First among the feasts universally celebrated by all the Orthodox are those of Saint John the Baptist (on left) of whom Christ has said that “among those born of women there has arisen none greater” (Mt 11.11; Lk 7.28).
The feasts of the apostles are also celebrated in all the churches, particularly the feast of Saints Peter and Paul (on right) which is preceded by a prescribed fasting period.
Certain other saints are especially venerated throughout the world as well, such as Saints Nicholas (on left) and George, the Prophet Elias and the Archangel Michael, together with the hierarchs, Saints Basil the Great, John Chrysostom, and Gregory the Theologian.
Each local church also has its own particularly holy days. In the Greek Church Saints Spiridon, Demetrios, Nektarios, and others are highly venerated, just as Saints Sergius, Seraphim, Tikhon, and Vladimir are in the Russian Church; Saint Sava (on right) in the Serbian Church; and Saint Herman in the American Church.
In addition to those special festal days of the particular national churches, there exists also the practice for certain cities, towns and monasteries to have liturgical celebrations of holy persons or events proper to their own particular interests and desires.

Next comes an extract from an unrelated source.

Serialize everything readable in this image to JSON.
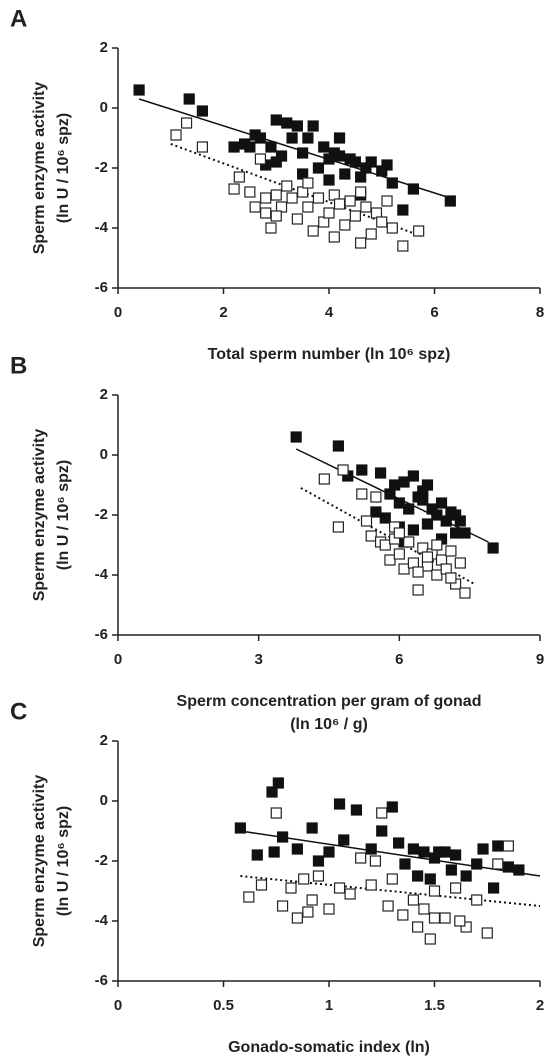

Thus there exist certain saints, for example, which are celebrated with great solemnity in just a very few places in the Church, perhaps even in just one particular place where they have a special importance for the faithful.
It is necessary to note that in the Orthodox Church the liturgical feasts are not “institutions” which are legislated by some ecclesiastical authority apart from the interest and consent of the people. The feasts of the Church, and even the canonization of saints, always follows from the living devotion of the Christian people. If there were no popular interest and veneration of a certain holy person, there would be no official canonization and no liturgical festival established in his or her honor. Once a person is recognized as a saint, however, and it is agreed that God himself is presenting this person as a living witness to himself and his Kingdom, then the Church hierarchy will set the day of the feast and will compose the proper liturgical service and hymns to be used in the celebration. The frequency and fervor of the celebration will then depend solely upon the will of the people, and once established the feast could only disappear organically, in a way similar to its appearance. It would not, and indeed it really could not be “disestablished” by the decree of any church authority.